Bechara Boutros al-Rai intensified criticism of the influence of Iran and its allies without naming them, saying that the Lebanese people refused to be isolated from their allies and led to decay.
Certain political movements are aligning themselves with the position of the Christian leader, who is in direct opposition to Hezbollah and who demands "neutrality". This trend was confirmed by the leader of the Marada movement, Suleiman Bey Frangieh, son of a former Lebanese president in the 1970s.
Suleiman Bey Frangieh met with the Maronite patriarch and said he is "ready for any national meeting that will save Lebanon and have a clear vision to get out of the current situation. The Marada leader emphasized that "the most important thing is to get the country out of where it is and to get to a place where people are satisfied.
He stressed that the current situation in Lebanon requires a push towards a solution and a calming of the current state to fix the national problem, especially regarding the economy.

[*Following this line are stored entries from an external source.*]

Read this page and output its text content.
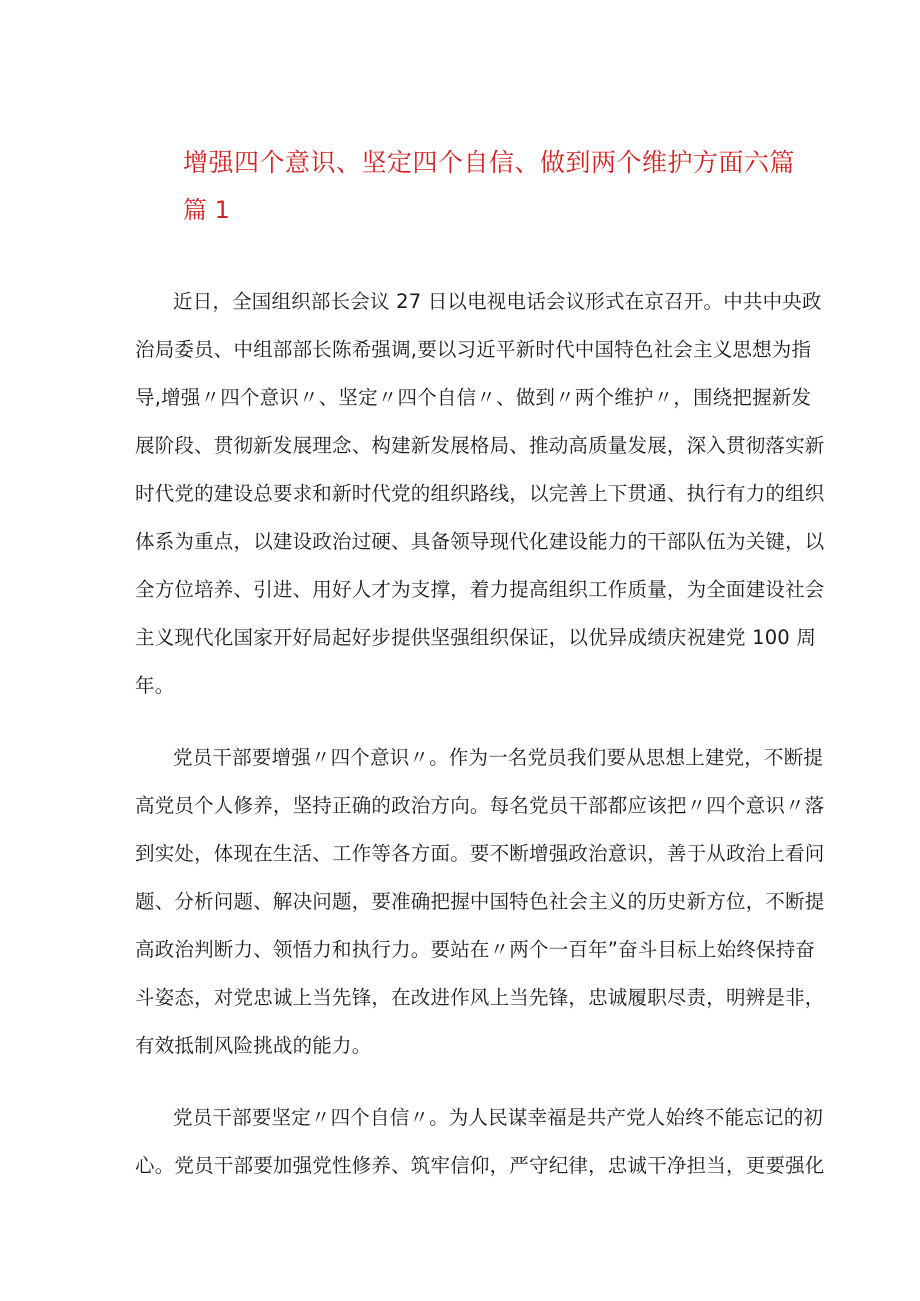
增强四个意识、坚定四个自信、做到两个维护方面六篇
篇 1
近日，全国组织部长会议 27 日以电视电话会议形式在京召开。中共中央政
治局委员、中组部部长陈希强调,要以习近平新时代中国特色社会主义思想为指
导,增强〃四个意识〃、坚定〃四个自信〃、做到〃两个维护〃，围绕把握新发
展阶段、贯彻新发展理念、构建新发展格局、推动高质量发展，深入贯彻落实新
时代党的建设总要求和新时代党的组织路线，以完善上下贯通、执行有力的组织
体系为重点，以建设政治过硬、具备领导现代化建设能力的干部队伍为关键，以
全方位培养、引进、用好人才为支撑，着力提高组织工作质量，为全面建设社会
主义现代化国家开好局起好步提供坚强组织保证，以优异成绩庆祝建党 100 周
年。
党员干部要增强〃四个意识〃。作为一名党员我们要从思想上建党，不断提
高党员个人修养，坚持正确的政治方向。每名党员干部都应该把〃四个意识〃落
到实处，体现在生活、工作等各方面。要不断增强政治意识，善于从政治上看问
题、分析问题、解决问题，要准确把握中国特色社会主义的历史新方位，不断提
高政治判断力、领悟力和执行力。要站在〃两个一百年”奋斗目标上始终保持奋
斗姿态，对党忠诚上当先锋，在改进作风上当先锋，忠诚履职尽责，明辨是非，
有效抵制风险挑战的能力。
党员干部要坚定〃四个自信〃。为人民谋幸福是共产党人始终不能忘记的初
心。党员干部要加强党性修养、筑牢信仰，严守纪律，忠诚干净担当，更要强化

I also call for "restoring confidence in order to attract investors", a task in which everyone must cooperate.
According to several analysts, the anti-Hezbollah political class has been disunited in recent times and this has made it impossible to work towards a way out of the current scenario, but now it finds an authority to follow in the figure of the Maronite patriarch in order to limit Hezbollah's influence and control over the Executive.
This new position that defends neutrality could be well seen by the international community, which could attract the much desired foreign economic aid, vital to be able to get out of the current crisis in Lebanon.
In fact, the Lebanese government requested a $20 billion loan from the International Monetary Fund (IMF), but the discussions of the senior officials of this entity are dragging on because the United States is not only asking for strict economic reforms, as is usually the case, but also for the Lebanese to expel Hezbollah from the governmental sphere.